Le général: «Et puis quoi? De qui as-tu peur ici? Achève ta pensée, Natashineka.»

Natasha: «Mon oncle,... c'est que c'est mal d'être enchantée de quitter ma tante et mes cousins?»

Le général: «Et pourquoi es-tu enchantée de les quitter?.. Parle sans crainte, Natasha; dis-nous toute la vérité.»

Natasha: «Eh bien, mon oncle, puisque vous voulez le savoir, c'est parce que ma tante est méchante pour mes frères, qu'elle appelle des ânes et des pauvrards; pour Jacques et Paul, qu'elle gronde sans cesse, qu'elle appelle des petits laquais, qu'elle menace de faire fouetter; pour ce bon M. Jackson, dont elle se moque, qu'elle oblige à porter son châle, son chapeau, qu'elle traite comme un domestique; tout cela me fait de la peine, parce que je vois bien que M. Jackson n'est pas habitué à être traité ainsi; les pauvres petits Dérigny pleurent souvent, surtout Paul.
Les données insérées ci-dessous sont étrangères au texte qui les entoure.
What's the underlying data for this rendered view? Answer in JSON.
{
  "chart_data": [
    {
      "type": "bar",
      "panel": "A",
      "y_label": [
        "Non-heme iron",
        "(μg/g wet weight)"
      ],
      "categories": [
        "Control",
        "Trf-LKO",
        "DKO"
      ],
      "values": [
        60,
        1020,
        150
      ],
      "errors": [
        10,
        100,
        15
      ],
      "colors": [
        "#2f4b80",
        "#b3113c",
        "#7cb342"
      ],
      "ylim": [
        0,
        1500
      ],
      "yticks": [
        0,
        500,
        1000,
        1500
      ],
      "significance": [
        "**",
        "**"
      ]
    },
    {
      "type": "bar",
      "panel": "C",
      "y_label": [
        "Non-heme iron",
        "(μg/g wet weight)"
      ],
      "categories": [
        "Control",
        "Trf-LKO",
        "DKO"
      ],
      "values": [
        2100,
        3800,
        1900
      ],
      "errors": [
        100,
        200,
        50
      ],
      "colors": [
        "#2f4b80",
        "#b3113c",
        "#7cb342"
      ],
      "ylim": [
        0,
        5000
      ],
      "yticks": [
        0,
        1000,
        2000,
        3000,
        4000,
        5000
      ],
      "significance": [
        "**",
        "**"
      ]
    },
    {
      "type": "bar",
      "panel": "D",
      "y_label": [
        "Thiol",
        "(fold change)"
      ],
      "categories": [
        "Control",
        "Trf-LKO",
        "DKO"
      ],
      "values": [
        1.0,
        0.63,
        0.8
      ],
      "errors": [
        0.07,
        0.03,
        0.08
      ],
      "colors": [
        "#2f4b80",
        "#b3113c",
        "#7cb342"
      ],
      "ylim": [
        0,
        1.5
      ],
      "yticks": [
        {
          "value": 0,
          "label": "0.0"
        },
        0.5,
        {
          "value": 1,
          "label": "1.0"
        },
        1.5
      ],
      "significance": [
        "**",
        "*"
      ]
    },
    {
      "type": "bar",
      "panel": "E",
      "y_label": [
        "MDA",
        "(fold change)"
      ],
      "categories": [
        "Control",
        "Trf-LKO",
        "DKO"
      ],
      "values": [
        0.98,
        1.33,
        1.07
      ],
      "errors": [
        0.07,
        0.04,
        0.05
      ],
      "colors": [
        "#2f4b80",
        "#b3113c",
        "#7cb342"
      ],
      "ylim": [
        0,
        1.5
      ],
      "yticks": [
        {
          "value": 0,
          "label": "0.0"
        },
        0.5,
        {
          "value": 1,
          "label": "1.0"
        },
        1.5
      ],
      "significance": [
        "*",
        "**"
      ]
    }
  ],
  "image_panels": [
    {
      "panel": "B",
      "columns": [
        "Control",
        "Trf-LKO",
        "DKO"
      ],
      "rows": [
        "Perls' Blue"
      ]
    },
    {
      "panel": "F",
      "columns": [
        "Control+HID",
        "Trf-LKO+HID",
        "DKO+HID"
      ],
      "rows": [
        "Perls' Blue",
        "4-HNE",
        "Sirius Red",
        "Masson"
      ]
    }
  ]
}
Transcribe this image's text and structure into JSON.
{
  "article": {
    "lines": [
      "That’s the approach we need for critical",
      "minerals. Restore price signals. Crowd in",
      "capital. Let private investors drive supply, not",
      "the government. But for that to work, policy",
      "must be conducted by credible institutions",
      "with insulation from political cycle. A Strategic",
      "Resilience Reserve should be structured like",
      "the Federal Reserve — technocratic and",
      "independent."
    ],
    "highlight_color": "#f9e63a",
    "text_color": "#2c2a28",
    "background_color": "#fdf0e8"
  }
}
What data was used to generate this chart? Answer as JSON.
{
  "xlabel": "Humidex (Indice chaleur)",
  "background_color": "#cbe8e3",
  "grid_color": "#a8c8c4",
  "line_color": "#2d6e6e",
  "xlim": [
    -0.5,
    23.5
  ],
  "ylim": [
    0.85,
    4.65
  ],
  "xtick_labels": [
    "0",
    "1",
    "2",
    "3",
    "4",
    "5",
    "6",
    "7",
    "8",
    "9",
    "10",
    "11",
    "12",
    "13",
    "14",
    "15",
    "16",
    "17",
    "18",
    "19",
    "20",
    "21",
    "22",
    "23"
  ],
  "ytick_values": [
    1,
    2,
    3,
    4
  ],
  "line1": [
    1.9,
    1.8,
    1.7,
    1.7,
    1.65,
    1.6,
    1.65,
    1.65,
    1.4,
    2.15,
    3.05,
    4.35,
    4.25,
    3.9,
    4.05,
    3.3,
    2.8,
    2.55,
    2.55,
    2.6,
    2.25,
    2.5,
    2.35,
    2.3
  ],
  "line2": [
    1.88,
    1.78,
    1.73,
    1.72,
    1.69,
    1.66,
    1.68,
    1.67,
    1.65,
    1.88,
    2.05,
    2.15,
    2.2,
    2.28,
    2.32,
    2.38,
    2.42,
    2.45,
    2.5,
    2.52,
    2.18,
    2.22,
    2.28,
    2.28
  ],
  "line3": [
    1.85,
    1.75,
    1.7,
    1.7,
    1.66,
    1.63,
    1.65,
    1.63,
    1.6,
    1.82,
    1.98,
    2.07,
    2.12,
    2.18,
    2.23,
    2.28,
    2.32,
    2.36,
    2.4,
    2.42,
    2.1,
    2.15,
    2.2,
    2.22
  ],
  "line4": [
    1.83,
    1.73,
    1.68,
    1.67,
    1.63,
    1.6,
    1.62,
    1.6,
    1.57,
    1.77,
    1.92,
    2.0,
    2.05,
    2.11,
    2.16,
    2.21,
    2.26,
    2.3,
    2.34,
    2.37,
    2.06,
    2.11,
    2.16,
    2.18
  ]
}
Quant à mes cousins, ils taquinent mes frères, tourmentent Jacques et Paul, et disent des sottises à M. Jackson, qui protège les pauvres petits. Vous pensez bien, mon oncle, que tout cela n'est pas agréable.»

Le général, riant: «C'est même très désagréable! Viens m'embrasser, chère enfant.. Encore huit jours de patience, et tu seras comme nous délivrée des méchants. En attendant, je te permets d'être enchantée comme nous.»

Natasha: «Vrai, vous êtes content?... Oh! mon oncle, que vous êtes bon!»Natasha demanda la permission d'aller annoncer la bonne nouvelle aux Dérigny. Le général la lui accorda en riant plus fort, et en recommandant le secret jusqu'au lendemain.

XIII

PREMIER PAS VERS LA LIBERTE

Le lendemain, un peu avant déjeuner, le général appela Mme Papofski dans le salon; elle arriva, inquiète de la convocation, et trouva son oncle assis dans son fauteuil; il lui fit un salut majestueux de la main.